El microentorno se utiliza para definir a aquellas fuerzas externas y cercanas a la empresa, que tienen un impacto directo en su capacidad de servir su producto o servicio al cliente final. Como por ejemplo la regulación de la industria. El microentorno existe siempre que exista la actividad comercial.

Para situar el microentorno en nuestra mente, debemos recordar que es una de las dos dimensiones que forman el entorno del marketing.

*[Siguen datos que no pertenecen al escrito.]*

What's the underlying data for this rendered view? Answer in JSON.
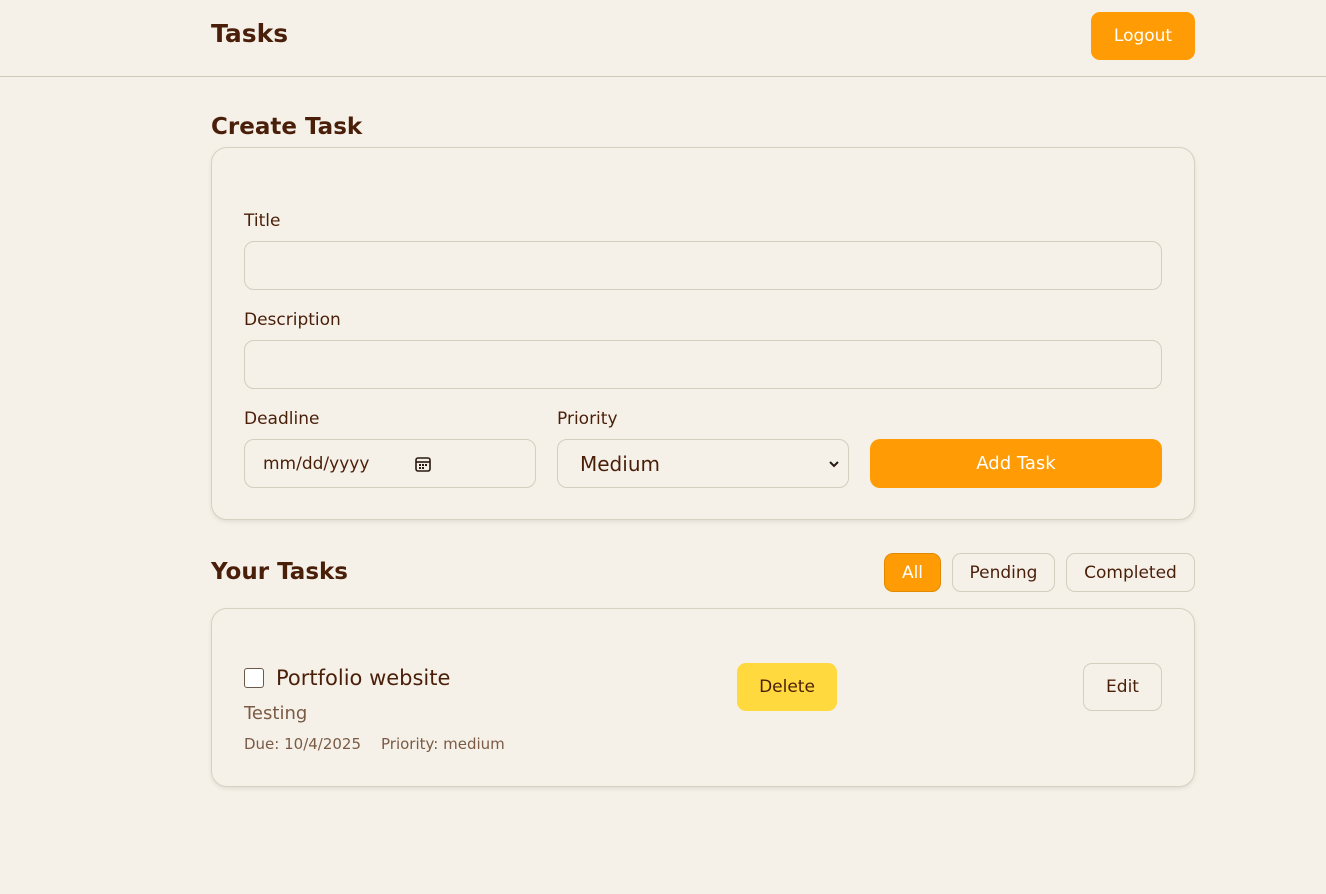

Su estudio se relaciona con la microeconomía.

¿Para qué sirve el microentorno?

Estudiar el microentorno por parte de las empresas es imprescindible puesto que los productos requieren de muchos pasos para llegar al cliente final, y una buena relación con los actores que participan en ese proceso es fundamental.

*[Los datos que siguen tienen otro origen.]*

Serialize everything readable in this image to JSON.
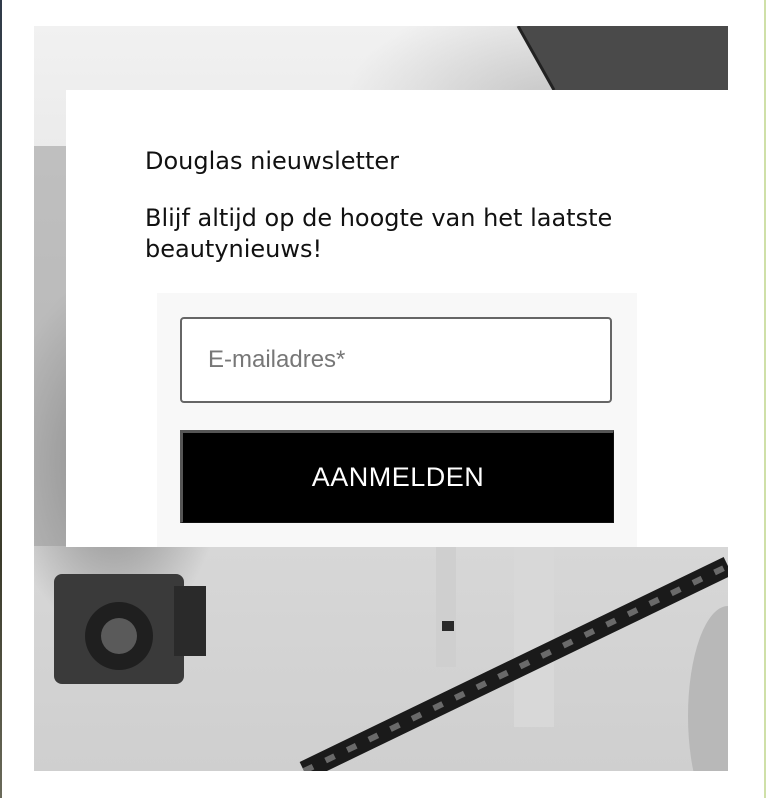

A diferencia del macroentorno, la empresa si tendrá poder para influenciar a estas fuerzas, dependiendo de factores como el tamaño de la empresa, la exclusividad de su producto o servicio, los recursos financieros de los que disponga, el grado de conocimiento de sus clientes o el nivel de autosuficiencia entre muchos otros.

Clasificación del microentorno

Para analizar en detalle a estas fuerzas o agentes los clasificaremos según su origen, en interno y externo.

  • Microentorno interno
    • Compañía: debe existir cierta armonía entre los objetivos y los planes de los distintos departamentos de la empresa.
  • Microentorno externo
    • Proveedores: una estrecha relación con los abastecedores de materias primas es importante para conseguir buenas condiciones a largo plazo.
    • Competidores: adecuar la estrategia de la empresa teniendo en cuenta como actúa la competencia es obligatorio para tener ventajas competitivas frente a los competidores.
    • Clientes: satisfacer a los clientes es el objetivo final de cualquier empresa, por ese motivo, cualquier estudio que nos aporte más datos sobre ellos resultará beneficioso para la organización.
    • Intermediarios: empresas externas que participan en el proceso de publicidad, promoción y distribución de los productos al cliente final.
    • Stakeholders o Grupos de Interés: de ellos dependen temas tan esenciales como poder acceder a la financiación, las críticas que pueden hacer los medios de comunicación o las exigencias por parte de los gobiernos a usar ciertos criterios de calidad para aprobar un producto o servicio.

Ejemplo del microentorno

Imaginemos que queremos lanzar un nuevo producto al mercado, un proyecto innovador, una idea original que promete funcionar.

Aunque las expectativas sean excelentes, es necesario que toda la cadena de valor funcione para culminar el ciclo con éxito.

  • El departamento financiero deberá aprobar un presupuesto que permita llevarlo a cabo, el de aprovisionamiento, asegurar que se dispondrá de materia prima suficiente, y en el plazo previsto.
  • Los proveedores serán una pieza clave, tratarlos como socios de ese proceso es beneficioso para conseguir buenas condiciones en el intercambio, productos de calidad, descuentos, entregas puntuales, etc.
  • Los competidores llevaran a cabo acciones que debemos estudiar para contrarrestar y poder contraatacar.
  • Los intermediarios se encargarán de que el producto o servicio llegue al público, lo distribuirán y publicitarán, por lo que también será importante identificarlo como socio para una relación más fructífera.

De ese modo se confirma que el éxito no depende únicamente del producto o servicio en sí mismo, sino de un proceso por el que pasan numerosos agentes.